'Carabanchel:' Book release and artist talk
A reception and artist talk marking the release of a new book with photographs and text by artist Mark Parascandola about the Carabanchel prison in Madrid, Spain.
Parascandola’s Carabanchel book documents the former prison, its history and nearby community. Parascandola visited the Carabanchel site in October 2008, as a fierce debate over the future of the prison grew. Unknown then to the photographer and the community, the prison was to be demolished a few weeks later. Carabanchel gives audiences a view into the famous prison’s unique architecture as it was altered by Spanish graffiti artists.
The space was transformed into an immense, colorful museum of illicit street art, a defiant rejection of the repressive regime that created the prison,
writes Parascandola, whose prose accompany his images. Today, the Carabanchel Prison, and the site on which it sits, is emblematic, more than any other location in the country, of both Spain’s turbulent past and persistent tensions between liberty and security.
The artist’s photography is characterized by studies of architecture and color. While the subject is deeply political, Parascandola’s artwork adds a new dimensions of light and beauty.
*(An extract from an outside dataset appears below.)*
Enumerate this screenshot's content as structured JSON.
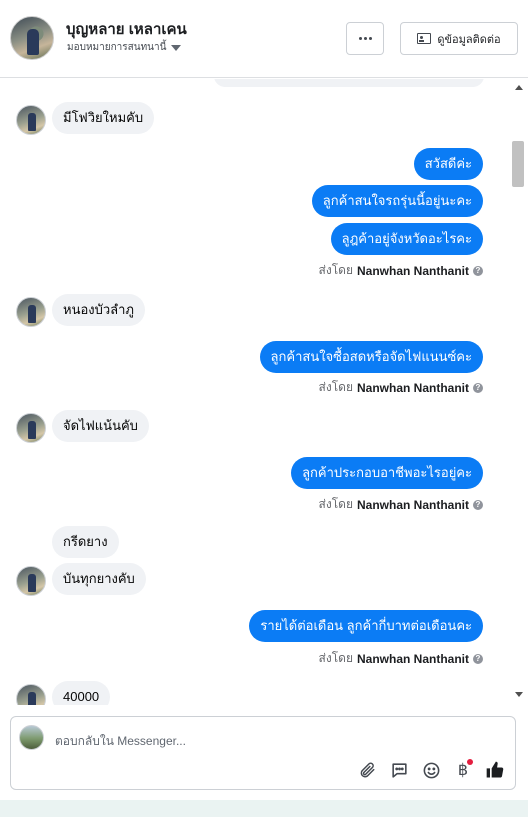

Capturing a moment in time – that of urban destruction, public artwork and a symbol of oppression, Parascandola’s images show humanity’s struggle to create meaning in place.
About the artist
Mark lives and works in the U Street neighborhood of Washington, DC. A PhD epidemiologist by training, he uses photography to explore patterns of movement in human populations, focusing on architecture as evidence of often-invisible social, environmental and economic processes.
Mark has family roots in the desert landscape of Almería, Spain, and he is currently documenting the remains of old movie sets constructed in the region during the 1960s and 1970s. His exhibit “Once Upon a Time in Almería” was recently on view at the Embassy of Spain in Washington, D.C. and the Miami Public Library.
His work has been featured at various galleries in Washington, DC and at Galería Acanto in Almeria, Spain and appears in the DC Art Bank and numerous individual collections.
Copies of the book will be available for $40 at the event. Afterwards, the book will be available for purchase online for $45.